In my somewhat unusual attempt to pass from natural philosophy into the theory of the arts, I hope that I have kept the regions of physiology and esthetics sufficiently distinct. But I can scarcely disguise from myself, that although my researches are confined to the lowest grade of musical grammar, they may probably appear too mechanical and unworthy of the dignity of art, to those theoreticians who are accustomed to summon the enthusiastic feelings called forth by the highest works of art to the scientific investigation of its basis. To these I would simply remark in conclusion, that the following investigation really deals only with the analysis of actually existing sensations — that the physical methods of observation employed are almost solely meant to facilitate and assure the work of this analysis and check its completeness — and that this analysis of the sensations would suffice to furnish all the results required for musical theory, even independently of my physiological hypothesis concerning the mechanism of hearing, already mentioned (p. 5a), but that I was unwilling to omit that hypothesis because it is so well suited to furnish an extremely simple connection between all the very various and very complicated phenomena which present themselves in the course of this investigation.[3]

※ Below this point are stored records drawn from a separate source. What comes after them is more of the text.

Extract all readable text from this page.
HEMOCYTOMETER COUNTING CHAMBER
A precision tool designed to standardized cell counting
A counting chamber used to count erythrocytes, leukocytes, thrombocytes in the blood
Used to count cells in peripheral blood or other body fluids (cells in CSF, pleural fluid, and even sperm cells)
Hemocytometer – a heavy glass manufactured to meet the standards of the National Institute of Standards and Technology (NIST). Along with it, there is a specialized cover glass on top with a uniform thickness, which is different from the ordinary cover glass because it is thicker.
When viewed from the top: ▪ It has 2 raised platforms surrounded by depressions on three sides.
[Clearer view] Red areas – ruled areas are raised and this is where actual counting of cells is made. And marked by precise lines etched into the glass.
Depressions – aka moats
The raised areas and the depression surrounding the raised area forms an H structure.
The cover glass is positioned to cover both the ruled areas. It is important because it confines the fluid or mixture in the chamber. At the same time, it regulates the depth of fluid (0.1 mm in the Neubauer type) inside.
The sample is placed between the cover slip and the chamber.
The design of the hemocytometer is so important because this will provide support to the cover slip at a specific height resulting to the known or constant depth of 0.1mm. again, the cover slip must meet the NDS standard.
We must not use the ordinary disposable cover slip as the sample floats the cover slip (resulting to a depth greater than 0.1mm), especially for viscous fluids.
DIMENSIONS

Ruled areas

[1][The additional Appendix XX. by the Translator is intended especially for the use of musical students. — Translator.]
[2][But the use of the Harmonical, described in App. XX. sect. F. No. 1, and invented for the purpose of illustrating the theories of this work, is recommended as greatly superior for students and teachers to any other instrument. — Translator.]
[3]Readers unaccustomed to mathematical and physical considerations will find an abridged account of the essential contents of this book in Sedley Taylor, Sound and Music, London, Macmillan, 1873. Such readers will also find a clear exposition of the physical relations of sound in J. Tyndall, On Sound, a course of eight lectures, London, 1867, (the last or fourth edition 1883) Longmans, Green, & Co. A German translation of this work, entitled Der Schall, edited by H. Helmholtz and G. Wiedemann, was published at Brunswick in 1874.